The company, which supplies all the free-range eggs to Morrisons and Aldi in Scotland, is run by Robert and Ethel Chapman and their son Iain.
The firm sorts and packs between 3million and 3.5million eggs a week.
Around half of the eggs are produced on the family’s 2,000-acre farm at West Cockmuir, Strichen, with the remainder sourced from 21 contract producers in Aberdeenshire, Moray and Kincardine.
According to accounts filed with Companies House the company, under its registered name of Aberdeen and Northern Eggs Ltd, posted pre-tax profits of £2.430million for the year ended Mary 31, 2015. This is up 60% on 2014 when pre-tax profits stood at £1.514million.
Turnover at the company was up slightly to £16.120million from £15.866million previously.
In her director’s report, Ethel Chapman said: “The retail market is volatile, with a continuing squeeze by all customers looking for better prices and more promotions.

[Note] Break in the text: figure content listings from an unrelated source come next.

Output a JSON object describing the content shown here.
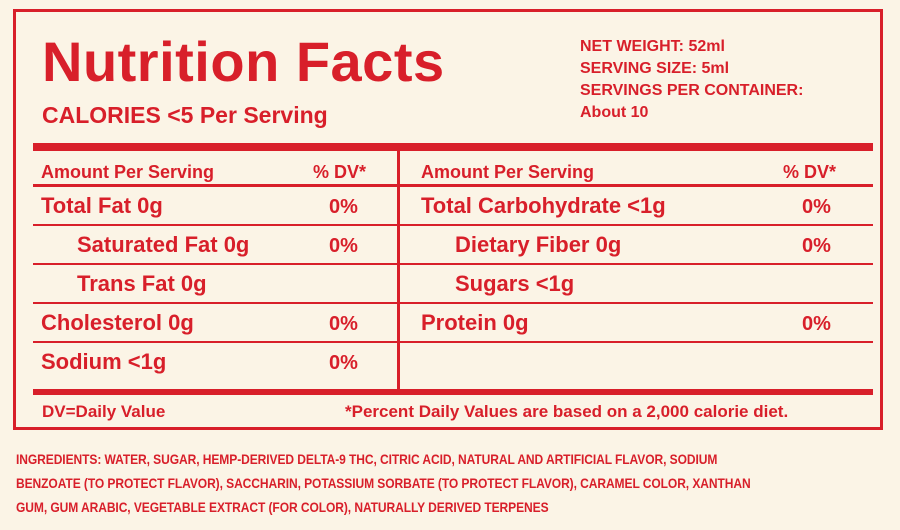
{
  "title": "Nutrition Facts",
  "calories": "CALORIES <5 Per Serving",
  "meta": {
    "net_weight": "NET WEIGHT: 52ml",
    "serving_size": "SERVING SIZE: 5ml",
    "servings_per_container": "SERVINGS PER CONTAINER:",
    "servings_value": "About 10"
  },
  "table": {
    "left": {
      "header_amount": "Amount Per Serving",
      "header_dv": "% DV*",
      "rows": [
        {
          "name": "Total Fat 0g",
          "dv": "0%"
        },
        {
          "name": "Saturated Fat 0g",
          "dv": "0%"
        },
        {
          "name": "Trans Fat 0g",
          "dv": ""
        },
        {
          "name": "Cholesterol 0g",
          "dv": "0%"
        },
        {
          "name": "Sodium <1g",
          "dv": "0%"
        }
      ]
    },
    "right": {
      "header_amount": "Amount Per Serving",
      "header_dv": "% DV*",
      "rows": [
        {
          "name": "Total Carbohydrate <1g",
          "dv": "0%"
        },
        {
          "name": "Dietary Fiber 0g",
          "dv": "0%"
        },
        {
          "name": "Sugars <1g",
          "dv": ""
        },
        {
          "name": "Protein 0g",
          "dv": "0%"
        },
        {
          "name": "",
          "dv": ""
        }
      ]
    }
  },
  "footnotes": {
    "dv": "DV=Daily Value",
    "percent": "*Percent Daily Values are based on a 2,000 calorie diet."
  },
  "ingredients": {
    "line1": "INGREDIENTS: WATER, SUGAR, HEMP-DERIVED DELTA-9 THC, CITRIC ACID, NATURAL AND ARTIFICIAL FLAVOR, SODIUM",
    "line2": "BENZOATE (TO PROTECT FLAVOR), SACCHARIN, POTASSIUM SORBATE (TO PROTECT FLAVOR), CARAMEL COLOR, XANTHAN",
    "line3": "GUM, GUM ARABIC, VEGETABLE EXTRACT (FOR COLOR), NATURALLY DERIVED TERPENES"
  },
  "colors": {
    "ink": "#d81f2a",
    "paper": "#fbf4e6"
  }
}
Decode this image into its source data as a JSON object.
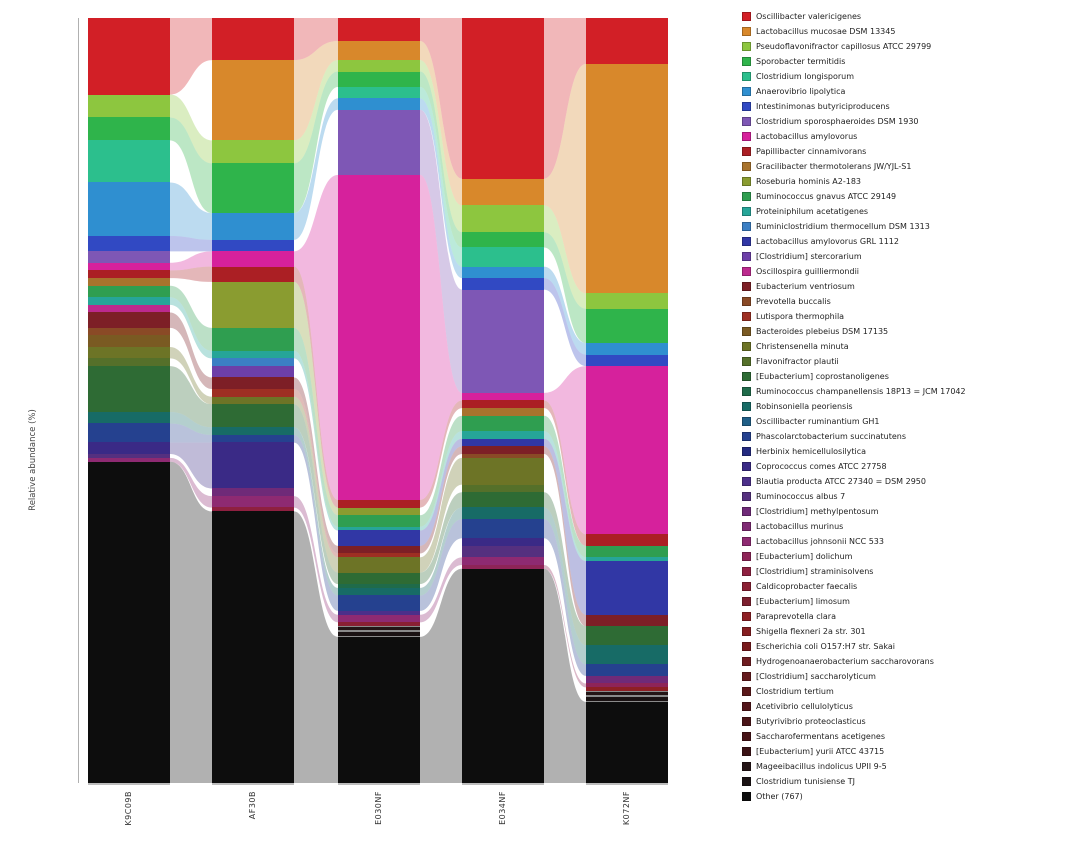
{
  "chart_data": {
    "type": "bar",
    "variant": "stacked-alluvial",
    "title": "",
    "xlabel": "",
    "ylabel": "Relative abundance (%)",
    "ylim": [
      0,
      100
    ],
    "yticks": [
      100,
      80,
      60,
      40,
      20,
      0
    ],
    "grid": false,
    "legend_position": "right",
    "ribbon_opacity": 0.32,
    "categories": [
      "K9C09B",
      "AF30B",
      "E030NF",
      "E034NF",
      "K072NF"
    ],
    "series": [
      {
        "name": "Oscillibacter valericigenes",
        "color": "#d21f26",
        "values": [
          10.0,
          5.5,
          3.0,
          21.0,
          6.0
        ]
      },
      {
        "name": "Lactobacillus mucosae DSM 13345",
        "color": "#d8882b",
        "values": [
          0,
          10.5,
          2.5,
          3.5,
          30.0
        ]
      },
      {
        "name": "Pseudoflavonifractor capillosus ATCC 29799",
        "color": "#8dc63f",
        "values": [
          3.0,
          3.0,
          1.5,
          3.5,
          2.0
        ]
      },
      {
        "name": "Sporobacter termitidis",
        "color": "#2fb44b",
        "values": [
          3.0,
          6.5,
          2.0,
          2.0,
          4.5
        ]
      },
      {
        "name": "Clostridium longisporum",
        "color": "#2cbf8d",
        "values": [
          5.5,
          0,
          1.5,
          2.5,
          0
        ]
      },
      {
        "name": "Anaerovibrio lipolytica",
        "color": "#2f8fd0",
        "values": [
          7.0,
          3.5,
          1.5,
          1.5,
          1.5
        ]
      },
      {
        "name": "Intestinimonas butyriciproducens",
        "color": "#3149c3",
        "values": [
          2.0,
          1.5,
          0,
          1.5,
          1.5
        ]
      },
      {
        "name": "Clostridium sporosphaeroides DSM 1930",
        "color": "#7e57b5",
        "values": [
          1.5,
          0,
          8.5,
          13.5,
          0
        ]
      },
      {
        "name": "Lactobacillus amylovorus",
        "color": "#d6219c",
        "values": [
          1.0,
          2.0,
          42.5,
          1.0,
          22.0
        ]
      },
      {
        "name": "Papillibacter cinnamivorans",
        "color": "#ab1f24",
        "values": [
          1.0,
          2.0,
          1.0,
          1.0,
          1.5
        ]
      },
      {
        "name": "Gracilibacter thermotolerans JW/YJL-S1",
        "color": "#a8732d",
        "values": [
          1.0,
          0,
          0,
          1.0,
          0
        ]
      },
      {
        "name": "Roseburia hominis A2-183",
        "color": "#8a9c30",
        "values": [
          0,
          6.0,
          1.0,
          0,
          0
        ]
      },
      {
        "name": "Ruminococcus gnavus ATCC 29149",
        "color": "#2f9e50",
        "values": [
          1.5,
          3.0,
          1.5,
          2.0,
          1.5
        ]
      },
      {
        "name": "Proteiniphilum acetatigenes",
        "color": "#26a598",
        "values": [
          1.0,
          1.0,
          0.5,
          1.0,
          0.5
        ]
      },
      {
        "name": "Ruminiclostridium thermocellum DSM 1313",
        "color": "#3b7fc4",
        "values": [
          0,
          1.0,
          0,
          0,
          0
        ]
      },
      {
        "name": "Lactobacillus amylovorus GRL 1112",
        "color": "#3137a5",
        "values": [
          0,
          0,
          2.0,
          1.0,
          7.0
        ]
      },
      {
        "name": "[Clostridium] stercorarium",
        "color": "#6d3fa8",
        "values": [
          0,
          1.5,
          0,
          0,
          0
        ]
      },
      {
        "name": "Oscillospira guilliermondii",
        "color": "#bc2a8e",
        "values": [
          1.0,
          0,
          0,
          0,
          0
        ]
      },
      {
        "name": "Eubacterium ventriosum",
        "color": "#7d1f26",
        "values": [
          2.0,
          1.5,
          1.0,
          1.0,
          1.5
        ]
      },
      {
        "name": "Prevotella buccalis",
        "color": "#8a4a26",
        "values": [
          1.0,
          0,
          0,
          0.5,
          0
        ]
      },
      {
        "name": "Lutispora thermophila",
        "color": "#9e2f23",
        "values": [
          0,
          1.0,
          0.5,
          0,
          0
        ]
      },
      {
        "name": "Bacteroides plebeius DSM 17135",
        "color": "#7a5a22",
        "values": [
          1.5,
          0,
          0,
          0,
          0
        ]
      },
      {
        "name": "Christensenella minuta",
        "color": "#6d7426",
        "values": [
          1.5,
          1.0,
          2.0,
          3.5,
          0
        ]
      },
      {
        "name": "Flavonifractor plautii",
        "color": "#55702a",
        "values": [
          1.0,
          0,
          0,
          1.0,
          0
        ]
      },
      {
        "name": "[Eubacterium] coprostanoligenes",
        "color": "#2e6b34",
        "values": [
          6.0,
          3.0,
          1.5,
          2.0,
          2.5
        ]
      },
      {
        "name": "Ruminococcus champanellensis 18P13 = JCM 17042",
        "color": "#1f6b4a",
        "values": [
          0,
          0,
          0.5,
          0,
          0
        ]
      },
      {
        "name": "Robinsoniella peoriensis",
        "color": "#176b66",
        "values": [
          1.5,
          1.0,
          1.0,
          1.5,
          2.5
        ]
      },
      {
        "name": "Oscillibacter ruminantium GH1",
        "color": "#1f5e86",
        "values": [
          0,
          0,
          0,
          0,
          0
        ]
      },
      {
        "name": "Phascolarctobacterium succinatutens",
        "color": "#25418f",
        "values": [
          2.5,
          1.0,
          2.0,
          2.5,
          1.5
        ]
      },
      {
        "name": "Herbinix hemicellulosilytica",
        "color": "#232a80",
        "values": [
          0,
          0,
          0,
          0,
          0
        ]
      },
      {
        "name": "Coprococcus comes ATCC 27758",
        "color": "#3a2a86",
        "values": [
          1.5,
          6.0,
          0,
          1.0,
          0
        ]
      },
      {
        "name": "Blautia producta ATCC 27340 = DSM 2950",
        "color": "#4c2f8a",
        "values": [
          0,
          0,
          0.5,
          0,
          0
        ]
      },
      {
        "name": "Ruminococcus albus 7",
        "color": "#55307f",
        "values": [
          0.5,
          0,
          0,
          1.5,
          0
        ]
      },
      {
        "name": "[Clostridium] methylpentosum",
        "color": "#6f2a78",
        "values": [
          0,
          1.0,
          0,
          0,
          1.0
        ]
      },
      {
        "name": "Lactobacillus murinus",
        "color": "#7f2a74",
        "values": [
          0,
          0,
          0,
          0,
          0
        ]
      },
      {
        "name": "Lactobacillus johnsonii NCC 533",
        "color": "#8e2a72",
        "values": [
          0.5,
          1.5,
          1.0,
          1.0,
          0
        ]
      },
      {
        "name": "[Eubacterium] dolichum",
        "color": "#8e2458",
        "values": [
          0,
          0,
          0,
          0.5,
          0.5
        ]
      },
      {
        "name": "[Clostridium] straminisolvens",
        "color": "#8e2040",
        "values": [
          0,
          0.5,
          0,
          0,
          0
        ]
      },
      {
        "name": "Caldicoprobacter faecalis",
        "color": "#8a1f33",
        "values": [
          0,
          0,
          0.5,
          0,
          0
        ]
      },
      {
        "name": "[Eubacterium] limosum",
        "color": "#7c1f2e",
        "values": [
          0,
          0,
          0,
          0,
          0
        ]
      },
      {
        "name": "Paraprevotella clara",
        "color": "#8e1f24",
        "values": [
          0,
          0,
          0,
          0,
          0.5
        ]
      },
      {
        "name": "Shigella flexneri 2a str. 301",
        "color": "#851d20",
        "values": [
          0,
          0,
          0,
          0,
          0
        ]
      },
      {
        "name": "Escherichia coli O157:H7 str. Sakai",
        "color": "#78191c",
        "values": [
          0,
          0,
          0,
          0,
          0
        ]
      },
      {
        "name": "Hydrogenoanaerobacterium saccharovorans",
        "color": "#6e1c20",
        "values": [
          0,
          0,
          0,
          0,
          0
        ]
      },
      {
        "name": "[Clostridium] saccharolyticum",
        "color": "#641a1d",
        "values": [
          0,
          0,
          0,
          0,
          0
        ]
      },
      {
        "name": "Clostridium tertium",
        "color": "#5a1719",
        "values": [
          0,
          0,
          0,
          0,
          0
        ]
      },
      {
        "name": "Acetivibrio cellulolyticus",
        "color": "#521519",
        "values": [
          0,
          0,
          0,
          0,
          0
        ]
      },
      {
        "name": "Butyrivibrio proteoclasticus",
        "color": "#4a1417",
        "values": [
          0,
          0,
          0,
          0,
          0
        ]
      },
      {
        "name": "Saccharofermentans acetigenes",
        "color": "#461216",
        "values": [
          0,
          0,
          0,
          0,
          0
        ]
      },
      {
        "name": "[Eubacterium] yurii ATCC 43715",
        "color": "#3a1114",
        "values": [
          0,
          0,
          0,
          0,
          0
        ]
      },
      {
        "name": "Mageeibacillus indolicus UPII 9-5",
        "color": "#241516",
        "outlined": true,
        "values": [
          0,
          0,
          0.7,
          0,
          0.7
        ]
      },
      {
        "name": "Clostridium tunisiense TJ",
        "color": "#1a1213",
        "outlined": true,
        "values": [
          0,
          0,
          0.7,
          0,
          0.7
        ]
      },
      {
        "name": "Other (767)",
        "color": "#0d0d0d",
        "values": [
          42.0,
          35.5,
          19.1,
          28.0,
          10.6
        ]
      }
    ]
  }
}
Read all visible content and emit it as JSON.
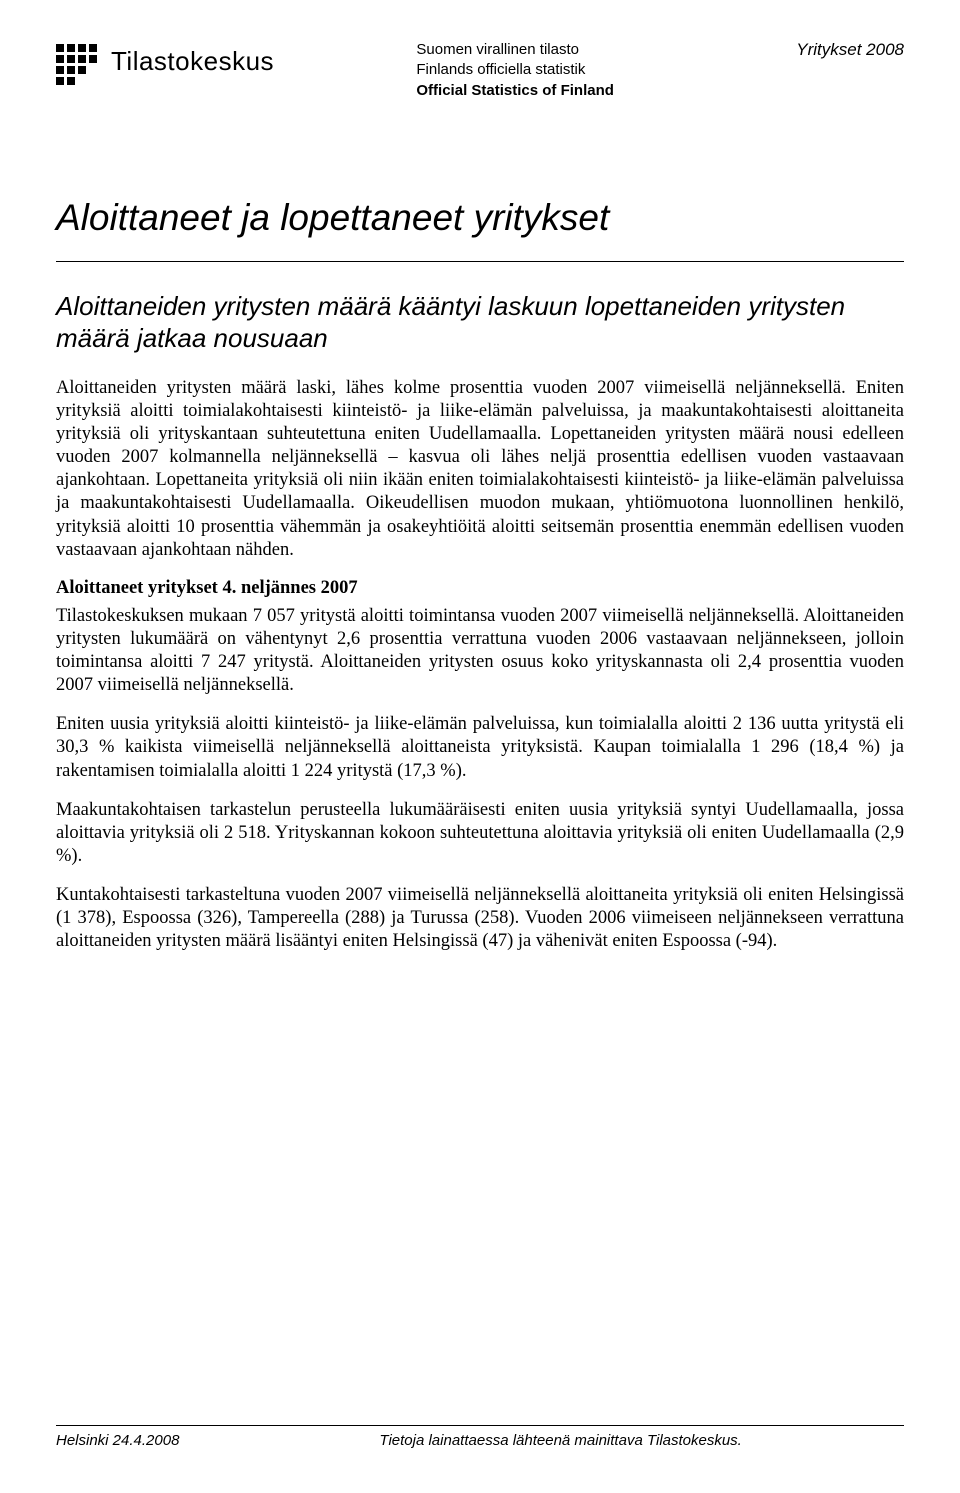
{
  "header": {
    "brand": "Tilastokeskus",
    "center_line1": "Suomen virallinen tilasto",
    "center_line2": "Finlands officiella statistik",
    "center_line3": "Official Statistics of Finland",
    "category": "Yritykset 2008"
  },
  "title": "Aloittaneet ja lopettaneet yritykset",
  "subtitle": "Aloittaneiden yritysten määrä kääntyi laskuun lopettaneiden yritysten määrä jatkaa nousuaan",
  "paragraphs": {
    "p1": "Aloittaneiden yritysten määrä laski, lähes kolme prosenttia vuoden 2007 viimeisellä neljänneksellä. Eniten yrityksiä aloitti toimialakohtaisesti kiinteistö- ja liike-elämän palveluissa, ja maakuntakohtaisesti aloittaneita yrityksiä oli yrityskantaan suhteutettuna eniten Uudellamaalla. Lopettaneiden yritysten määrä nousi edelleen vuoden 2007 kolmannella neljänneksellä – kasvua oli lähes neljä prosenttia edellisen vuoden vastaavaan ajankohtaan. Lopettaneita yrityksiä oli niin ikään eniten toimialakohtaisesti kiinteistö- ja liike-elämän palveluissa ja maakuntakohtaisesti Uudellamaalla. Oikeudellisen muodon mukaan, yhtiömuotona luonnollinen henkilö, yrityksiä aloitti 10 prosenttia vähemmän ja osakeyhtiöitä aloitti seitsemän prosenttia enemmän edellisen vuoden vastaavaan ajankohtaan nähden.",
    "h1": "Aloittaneet yritykset 4. neljännes 2007",
    "p2": "Tilastokeskuksen mukaan 7 057 yritystä aloitti toimintansa vuoden 2007 viimeisellä neljänneksellä. Aloittaneiden yritysten lukumäärä on vähentynyt 2,6 prosenttia verrattuna vuoden 2006 vastaavaan neljännekseen, jolloin toimintansa aloitti 7 247 yritystä. Aloittaneiden yritysten osuus koko yrityskannasta oli 2,4 prosenttia vuoden 2007 viimeisellä neljänneksellä.",
    "p3": "Eniten uusia yrityksiä aloitti kiinteistö- ja liike-elämän palveluissa, kun toimialalla aloitti 2 136 uutta yritystä eli 30,3 % kaikista viimeisellä neljänneksellä aloittaneista yrityksistä. Kaupan toimialalla 1 296 (18,4 %) ja rakentamisen toimialalla aloitti 1 224 yritystä (17,3 %).",
    "p4": "Maakuntakohtaisen tarkastelun perusteella lukumääräisesti eniten uusia yrityksiä syntyi Uudellamaalla, jossa aloittavia yrityksiä oli 2 518. Yrityskannan kokoon suhteutettuna aloittavia yrityksiä oli eniten Uudellamaalla (2,9 %).",
    "p5": "Kuntakohtaisesti tarkasteltuna vuoden 2007 viimeisellä neljänneksellä aloittaneita yrityksiä oli eniten Helsingissä (1 378), Espoossa (326), Tampereella (288) ja Turussa (258). Vuoden 2006 viimeiseen neljännekseen verrattuna aloittaneiden yritysten määrä lisääntyi eniten Helsingissä (47) ja vähenivät eniten Espoossa (-94)."
  },
  "footer": {
    "place_date": "Helsinki 24.4.2008",
    "credit": "Tietoja lainattaessa lähteenä mainittava Tilastokeskus."
  },
  "colors": {
    "text": "#000000",
    "background": "#ffffff"
  },
  "fonts": {
    "sans": "Arial",
    "serif": "Times New Roman",
    "title_size_pt": 28,
    "subtitle_size_pt": 20,
    "body_size_pt": 14,
    "footer_size_pt": 11
  }
}
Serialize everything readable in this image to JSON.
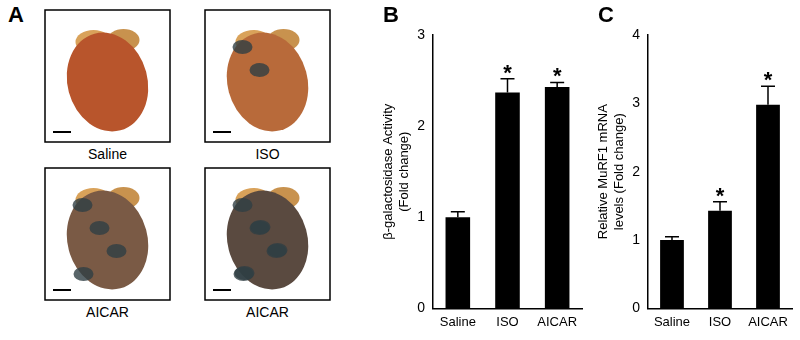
{
  "panels": [
    {
      "label": "A",
      "images": [
        "Saline",
        "ISO",
        "AICAR",
        "AICAR"
      ]
    }
  ],
  "chart_data": [
    {
      "type": "bar",
      "panel_label": "B",
      "y_label": [
        "β-galactosidase Activity",
        "(Fold change)"
      ],
      "categories": [
        "Saline",
        "ISO",
        "AICAR"
      ],
      "values": [
        1.0,
        2.37,
        2.43
      ],
      "error": [
        0.06,
        0.15,
        0.05
      ],
      "annotations": [
        {
          "category": "ISO",
          "text": "*"
        },
        {
          "category": "AICAR",
          "text": "*"
        }
      ],
      "color": "#000000",
      "ylim": [
        0,
        3
      ],
      "yticks": [
        0,
        1,
        2,
        3
      ],
      "grid": false
    },
    {
      "type": "bar",
      "panel_label": "C",
      "y_label": [
        "Relative MuRF1 mRNA",
        "levels (Fold change)"
      ],
      "categories": [
        "Saline",
        "ISO",
        "AICAR"
      ],
      "values": [
        1.0,
        1.43,
        2.98
      ],
      "error": [
        0.05,
        0.13,
        0.27
      ],
      "annotations": [
        {
          "category": "ISO",
          "text": "*"
        },
        {
          "category": "AICAR",
          "text": "*"
        }
      ],
      "color": "#000000",
      "ylim": [
        0,
        4
      ],
      "yticks": [
        0,
        1,
        2,
        3,
        4
      ],
      "grid": false
    }
  ]
}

Consumption of eggs however continues to rise, which can only be a good thing for the industry and the company.
“Looking to the future we expect to see a continued squeeze as the retail market evolves. It is hoped however that the strategy of keeping all aspects of rearing and production, along with distribution under the control of the company will assist in keeping the company profitable.”
She said construction of a new free-range henhouse was completed on schedule with the first birds housed in it in March 2015.
In addition a new rearing unit to hold 36,000 day-old chicks was built and first populated at the end of June.
Mrs Chapman said: “Producing as many pullets in house as we can, will continue to eliminate any possible spread of disease that may be transmitted via flocks bough in from south of the border. Bird welfare will be improved as the as the transport time will also be reduced, as most of our satellite producers are within two hours of our main facility at Strichen.”
She said refurbishment of another henhouse was planned for the summer when a new roof, equipment and better insulation will be fitted.
In addition the firm’s grading facility at West Cockmuir will be expanded this year – earlier this month the company received a £239,833 grant to aid this project through the food processing, marketing and co-operation (FPMC) scheme, which forms part of the Scottish Rural development Programme.
Robert Chapman said the company was benefiting from growth in the egg market, which is growing by between 5 and 10% every year.
He said a new premium range called Nearer, Fresher, which was launched last year, was “going very well” as a result of shoppers looking more and more for local produce.